Applied Digital announced plans to separate its cloud services business into a standalone publicly traded entity, sending shares up 12% in midday trading. The company operates 680 megawatts of datacenter capacity split between legacy colocation and GPU-accelerated compute, a structural tension the market has priced at a discount since late 2023.
The spinoff isolates 180 megawatts of traditional cloud infrastructure—hosting, storage, enterprise compute—from the GPU-heavy high-performance compute business that Applied Digital has spent $840 million building out over eighteen months. Management expects the transaction to close by Q3 2025, subject to regulatory approval and a yet-to-be-named board for the new entity. The parent company retains all GPU datacenter assets, including its North Dakota facility tied to a 200-megawatt power purchase agreement with a regional utility.
Wall Street has punished hybrid infrastructure plays since Nvidia's H100 scarcity ended. Applied Digital traded at 2.1x forward revenue before today's move, well below pure-play GPU hosts at 4.3x and below diversified peers at 2.9x. The separation removes $127 million in annual revenue that carries 18% EBITDA margins—serviceable, but half the 36% margins the GPU side generates under long-term contracts with three hyperscale clients and two AI research labs. Allocators who avoid conglomerate discounts now get a cleaner thesis: one entity with exposure to commodity hosting in structural decline, another with exposure to AI infrastructure buildout trading closer to its comparables.
The timing lands as datacenter REITs and operators face a capital allocation question few have answered well. Traditional hosting revenue has compressed 190 basis points since 2022 as public cloud providers commoditized compute. GPU infrastructure, by contrast, commands premium pricing—Applied Digital's contracts average $2.80 per GPU-hour, roughly 40% above spot rates—but requires continuous capex to stay current with chip generations. The spinoff lets each business optimize its balance sheet independently. The cloud entity can harvest cash and return it or consolidate with peers. The GPU business can lever up for growth without dragging a slower sibling through the structure.
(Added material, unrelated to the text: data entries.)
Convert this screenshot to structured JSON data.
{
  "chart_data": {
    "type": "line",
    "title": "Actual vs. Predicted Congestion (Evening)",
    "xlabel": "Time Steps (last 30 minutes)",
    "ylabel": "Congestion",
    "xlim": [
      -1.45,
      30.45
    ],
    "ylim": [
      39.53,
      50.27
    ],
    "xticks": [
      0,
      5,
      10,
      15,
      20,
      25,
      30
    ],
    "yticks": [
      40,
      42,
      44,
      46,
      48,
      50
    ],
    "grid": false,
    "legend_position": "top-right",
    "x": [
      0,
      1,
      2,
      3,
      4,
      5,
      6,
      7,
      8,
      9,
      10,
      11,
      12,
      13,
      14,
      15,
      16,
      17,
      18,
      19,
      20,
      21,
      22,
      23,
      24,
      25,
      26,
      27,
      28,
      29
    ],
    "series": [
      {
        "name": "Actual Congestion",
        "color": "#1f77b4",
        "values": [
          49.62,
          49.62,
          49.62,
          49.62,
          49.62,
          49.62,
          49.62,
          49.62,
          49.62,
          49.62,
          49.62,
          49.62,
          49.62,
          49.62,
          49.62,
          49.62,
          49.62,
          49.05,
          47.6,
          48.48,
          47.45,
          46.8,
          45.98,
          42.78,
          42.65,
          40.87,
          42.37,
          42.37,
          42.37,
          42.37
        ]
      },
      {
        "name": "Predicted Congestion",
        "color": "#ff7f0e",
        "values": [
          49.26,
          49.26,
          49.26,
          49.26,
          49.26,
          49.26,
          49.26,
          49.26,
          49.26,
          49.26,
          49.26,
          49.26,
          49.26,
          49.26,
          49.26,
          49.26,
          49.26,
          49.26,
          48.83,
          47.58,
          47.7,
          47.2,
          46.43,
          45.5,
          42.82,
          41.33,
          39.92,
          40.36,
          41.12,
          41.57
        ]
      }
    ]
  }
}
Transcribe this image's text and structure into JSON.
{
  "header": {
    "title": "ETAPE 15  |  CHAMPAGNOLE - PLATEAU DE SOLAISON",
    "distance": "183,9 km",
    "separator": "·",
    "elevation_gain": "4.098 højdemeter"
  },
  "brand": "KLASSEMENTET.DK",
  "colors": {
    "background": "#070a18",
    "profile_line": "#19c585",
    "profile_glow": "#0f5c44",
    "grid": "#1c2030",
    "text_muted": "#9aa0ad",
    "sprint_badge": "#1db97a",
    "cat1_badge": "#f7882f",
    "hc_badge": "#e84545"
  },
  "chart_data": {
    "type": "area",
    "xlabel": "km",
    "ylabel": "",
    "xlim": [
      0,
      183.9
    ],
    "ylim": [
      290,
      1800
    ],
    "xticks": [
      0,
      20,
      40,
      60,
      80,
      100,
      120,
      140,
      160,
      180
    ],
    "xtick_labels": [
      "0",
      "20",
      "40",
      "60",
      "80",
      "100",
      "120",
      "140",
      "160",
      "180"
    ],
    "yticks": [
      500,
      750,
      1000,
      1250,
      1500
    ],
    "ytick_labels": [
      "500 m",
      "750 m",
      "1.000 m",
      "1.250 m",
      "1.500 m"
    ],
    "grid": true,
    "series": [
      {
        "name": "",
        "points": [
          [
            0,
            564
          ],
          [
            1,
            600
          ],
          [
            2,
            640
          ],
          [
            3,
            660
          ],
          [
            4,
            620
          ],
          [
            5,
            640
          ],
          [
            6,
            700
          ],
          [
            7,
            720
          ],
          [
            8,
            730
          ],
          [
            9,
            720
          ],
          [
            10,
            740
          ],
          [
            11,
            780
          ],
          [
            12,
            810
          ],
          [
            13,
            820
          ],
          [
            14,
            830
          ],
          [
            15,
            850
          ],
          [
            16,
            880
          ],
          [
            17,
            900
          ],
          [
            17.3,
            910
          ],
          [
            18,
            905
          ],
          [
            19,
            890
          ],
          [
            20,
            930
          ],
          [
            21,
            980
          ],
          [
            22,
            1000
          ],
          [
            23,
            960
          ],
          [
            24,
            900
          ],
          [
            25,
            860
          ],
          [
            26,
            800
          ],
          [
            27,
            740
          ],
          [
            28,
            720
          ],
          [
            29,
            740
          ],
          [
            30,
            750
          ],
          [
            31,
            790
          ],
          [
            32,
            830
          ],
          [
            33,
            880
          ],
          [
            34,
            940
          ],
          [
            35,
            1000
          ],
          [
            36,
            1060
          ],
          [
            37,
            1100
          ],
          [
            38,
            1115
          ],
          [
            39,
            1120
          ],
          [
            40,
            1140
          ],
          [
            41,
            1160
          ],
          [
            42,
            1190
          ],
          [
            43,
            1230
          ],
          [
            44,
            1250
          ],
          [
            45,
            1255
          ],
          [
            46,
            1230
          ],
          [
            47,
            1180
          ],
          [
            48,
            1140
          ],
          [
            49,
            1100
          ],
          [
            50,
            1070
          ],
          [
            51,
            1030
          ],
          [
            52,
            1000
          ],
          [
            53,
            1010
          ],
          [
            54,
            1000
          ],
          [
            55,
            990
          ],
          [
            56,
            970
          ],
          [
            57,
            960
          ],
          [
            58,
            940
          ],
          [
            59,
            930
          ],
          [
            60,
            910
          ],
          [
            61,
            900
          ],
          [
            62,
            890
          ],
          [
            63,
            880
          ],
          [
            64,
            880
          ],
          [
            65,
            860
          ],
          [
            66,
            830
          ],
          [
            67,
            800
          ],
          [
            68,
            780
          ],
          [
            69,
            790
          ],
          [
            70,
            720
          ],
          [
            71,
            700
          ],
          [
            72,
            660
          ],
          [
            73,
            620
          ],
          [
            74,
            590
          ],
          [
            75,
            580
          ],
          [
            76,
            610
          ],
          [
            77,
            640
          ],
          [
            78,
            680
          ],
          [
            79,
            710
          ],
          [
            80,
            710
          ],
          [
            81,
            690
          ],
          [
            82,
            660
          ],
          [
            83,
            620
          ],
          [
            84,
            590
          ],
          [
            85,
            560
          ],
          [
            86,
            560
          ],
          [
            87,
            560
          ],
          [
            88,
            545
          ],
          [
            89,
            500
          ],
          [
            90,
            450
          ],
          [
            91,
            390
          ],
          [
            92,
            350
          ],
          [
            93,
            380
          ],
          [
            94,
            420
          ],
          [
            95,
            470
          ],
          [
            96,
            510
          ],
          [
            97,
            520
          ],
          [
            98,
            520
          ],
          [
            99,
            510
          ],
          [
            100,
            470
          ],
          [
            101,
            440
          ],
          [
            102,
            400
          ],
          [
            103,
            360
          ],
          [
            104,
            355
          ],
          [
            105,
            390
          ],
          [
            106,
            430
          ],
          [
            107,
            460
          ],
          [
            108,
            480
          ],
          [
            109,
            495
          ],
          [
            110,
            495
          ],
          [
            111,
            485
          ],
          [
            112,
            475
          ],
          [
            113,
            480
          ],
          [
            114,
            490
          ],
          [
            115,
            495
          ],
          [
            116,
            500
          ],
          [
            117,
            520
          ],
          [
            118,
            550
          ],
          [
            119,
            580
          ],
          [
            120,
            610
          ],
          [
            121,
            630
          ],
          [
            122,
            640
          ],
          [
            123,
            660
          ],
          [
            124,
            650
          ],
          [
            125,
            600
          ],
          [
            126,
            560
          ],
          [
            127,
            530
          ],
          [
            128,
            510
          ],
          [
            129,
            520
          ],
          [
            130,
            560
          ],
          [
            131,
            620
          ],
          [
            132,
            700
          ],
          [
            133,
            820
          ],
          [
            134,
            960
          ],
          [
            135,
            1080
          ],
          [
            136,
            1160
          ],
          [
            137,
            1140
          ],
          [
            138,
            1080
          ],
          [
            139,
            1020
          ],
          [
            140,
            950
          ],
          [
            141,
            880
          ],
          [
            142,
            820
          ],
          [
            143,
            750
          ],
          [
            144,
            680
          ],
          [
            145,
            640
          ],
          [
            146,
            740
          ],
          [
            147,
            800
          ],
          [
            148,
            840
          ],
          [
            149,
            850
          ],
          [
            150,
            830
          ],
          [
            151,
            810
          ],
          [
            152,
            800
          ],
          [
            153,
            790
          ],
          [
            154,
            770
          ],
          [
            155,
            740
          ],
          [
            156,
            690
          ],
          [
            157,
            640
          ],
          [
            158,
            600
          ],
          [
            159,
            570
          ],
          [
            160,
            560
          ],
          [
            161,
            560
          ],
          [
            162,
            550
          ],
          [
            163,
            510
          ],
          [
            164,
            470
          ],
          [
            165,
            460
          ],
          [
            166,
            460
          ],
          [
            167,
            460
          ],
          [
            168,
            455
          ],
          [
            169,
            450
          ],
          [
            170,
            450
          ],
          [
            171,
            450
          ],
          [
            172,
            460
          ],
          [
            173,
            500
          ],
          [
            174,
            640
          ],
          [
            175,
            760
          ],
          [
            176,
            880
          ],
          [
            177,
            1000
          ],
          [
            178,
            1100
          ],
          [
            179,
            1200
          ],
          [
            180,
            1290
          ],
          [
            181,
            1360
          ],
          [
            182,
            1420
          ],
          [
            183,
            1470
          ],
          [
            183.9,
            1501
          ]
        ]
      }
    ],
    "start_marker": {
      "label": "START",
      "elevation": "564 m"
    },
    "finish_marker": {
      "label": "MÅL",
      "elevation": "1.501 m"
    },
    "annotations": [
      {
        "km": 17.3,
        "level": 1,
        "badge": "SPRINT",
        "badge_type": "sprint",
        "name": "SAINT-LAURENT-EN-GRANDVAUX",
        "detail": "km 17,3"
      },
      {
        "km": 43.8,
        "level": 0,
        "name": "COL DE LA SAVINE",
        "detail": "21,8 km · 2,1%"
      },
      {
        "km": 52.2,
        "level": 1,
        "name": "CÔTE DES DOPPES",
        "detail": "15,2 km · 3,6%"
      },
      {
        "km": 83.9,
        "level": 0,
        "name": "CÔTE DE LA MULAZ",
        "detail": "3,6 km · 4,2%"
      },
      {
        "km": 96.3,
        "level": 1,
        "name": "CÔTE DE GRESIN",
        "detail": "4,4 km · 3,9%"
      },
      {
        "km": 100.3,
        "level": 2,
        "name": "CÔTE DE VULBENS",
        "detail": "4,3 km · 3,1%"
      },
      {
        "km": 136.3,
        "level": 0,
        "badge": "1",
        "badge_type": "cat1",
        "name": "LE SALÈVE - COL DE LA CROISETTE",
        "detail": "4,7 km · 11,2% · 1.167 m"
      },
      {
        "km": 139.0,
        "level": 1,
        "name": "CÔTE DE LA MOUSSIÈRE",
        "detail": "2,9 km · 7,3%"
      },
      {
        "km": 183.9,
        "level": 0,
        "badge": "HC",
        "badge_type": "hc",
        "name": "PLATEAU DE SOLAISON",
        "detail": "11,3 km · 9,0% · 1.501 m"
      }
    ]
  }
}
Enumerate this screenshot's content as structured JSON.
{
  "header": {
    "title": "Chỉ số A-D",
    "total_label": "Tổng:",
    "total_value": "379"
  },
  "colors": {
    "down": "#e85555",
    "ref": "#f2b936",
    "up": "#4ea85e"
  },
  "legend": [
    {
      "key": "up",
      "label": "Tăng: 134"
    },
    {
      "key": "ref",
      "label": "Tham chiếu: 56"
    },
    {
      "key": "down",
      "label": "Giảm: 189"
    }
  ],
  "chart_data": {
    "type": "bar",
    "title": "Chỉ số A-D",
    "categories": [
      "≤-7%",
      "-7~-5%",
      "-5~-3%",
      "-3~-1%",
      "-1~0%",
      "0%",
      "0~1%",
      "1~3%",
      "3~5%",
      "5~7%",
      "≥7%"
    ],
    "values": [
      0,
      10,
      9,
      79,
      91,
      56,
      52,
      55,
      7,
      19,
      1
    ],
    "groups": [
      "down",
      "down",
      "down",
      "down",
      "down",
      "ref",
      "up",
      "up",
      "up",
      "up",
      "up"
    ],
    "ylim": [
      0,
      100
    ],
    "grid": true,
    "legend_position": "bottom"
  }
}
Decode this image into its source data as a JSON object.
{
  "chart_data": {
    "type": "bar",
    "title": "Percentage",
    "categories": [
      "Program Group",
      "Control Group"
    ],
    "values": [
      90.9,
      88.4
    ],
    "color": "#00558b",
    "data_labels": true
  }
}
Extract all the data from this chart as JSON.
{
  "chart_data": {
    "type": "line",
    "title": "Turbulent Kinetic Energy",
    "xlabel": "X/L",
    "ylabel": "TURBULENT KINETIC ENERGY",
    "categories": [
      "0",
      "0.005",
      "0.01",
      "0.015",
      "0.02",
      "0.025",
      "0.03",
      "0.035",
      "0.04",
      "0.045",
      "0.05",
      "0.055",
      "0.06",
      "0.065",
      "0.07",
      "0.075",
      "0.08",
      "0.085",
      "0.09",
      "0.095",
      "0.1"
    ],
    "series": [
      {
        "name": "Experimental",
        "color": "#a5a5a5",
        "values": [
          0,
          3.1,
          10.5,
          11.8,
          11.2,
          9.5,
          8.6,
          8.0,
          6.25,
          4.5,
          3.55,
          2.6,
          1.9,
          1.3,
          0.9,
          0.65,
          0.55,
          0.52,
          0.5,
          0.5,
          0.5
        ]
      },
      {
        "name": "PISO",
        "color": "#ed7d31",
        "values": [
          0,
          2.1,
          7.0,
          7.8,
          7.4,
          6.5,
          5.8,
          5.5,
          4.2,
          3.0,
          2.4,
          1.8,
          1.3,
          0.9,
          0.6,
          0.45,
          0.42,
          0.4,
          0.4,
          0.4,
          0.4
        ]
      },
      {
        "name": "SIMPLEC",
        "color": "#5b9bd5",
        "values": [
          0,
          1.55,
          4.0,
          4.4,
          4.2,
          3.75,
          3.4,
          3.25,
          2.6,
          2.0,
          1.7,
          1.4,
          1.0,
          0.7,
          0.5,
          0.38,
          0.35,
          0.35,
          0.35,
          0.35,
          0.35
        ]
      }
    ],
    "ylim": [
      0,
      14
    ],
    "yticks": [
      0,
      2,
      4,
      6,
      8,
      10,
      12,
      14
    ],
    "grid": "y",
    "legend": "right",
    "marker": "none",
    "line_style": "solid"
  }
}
Operators should track three items over the next six months. First, whether Applied Digital's $310 million term loan gets split or stays with the parent—the credit agreement allows for asset transfers under certain conditions, but lenders will want concessions. Second, who lands on the spinoff's board; if it includes datacenter M&A veterans, expect the new entity to sell within eighteen months rather than operate independently. Third, whether the GPU business announces new capacity before separation closes—management has hinted at a 120-megawatt Texas site, and moving before the split would signal confidence in standalone growth.
The market is pricing Applied Digital's GPU business at roughly $1.9 billion post-separation, assuming the cloud entity trades at 1.4x revenue and gets valued near $180 million. That puts the HPC side at 3.8x forward revenue, still below CoreWeave's last private round at 4.7x, but closer than the blended multiple suggested two weeks ago. If power costs stay favorable and Nvidia's B200 ramp holds through 2025, that gap closes further.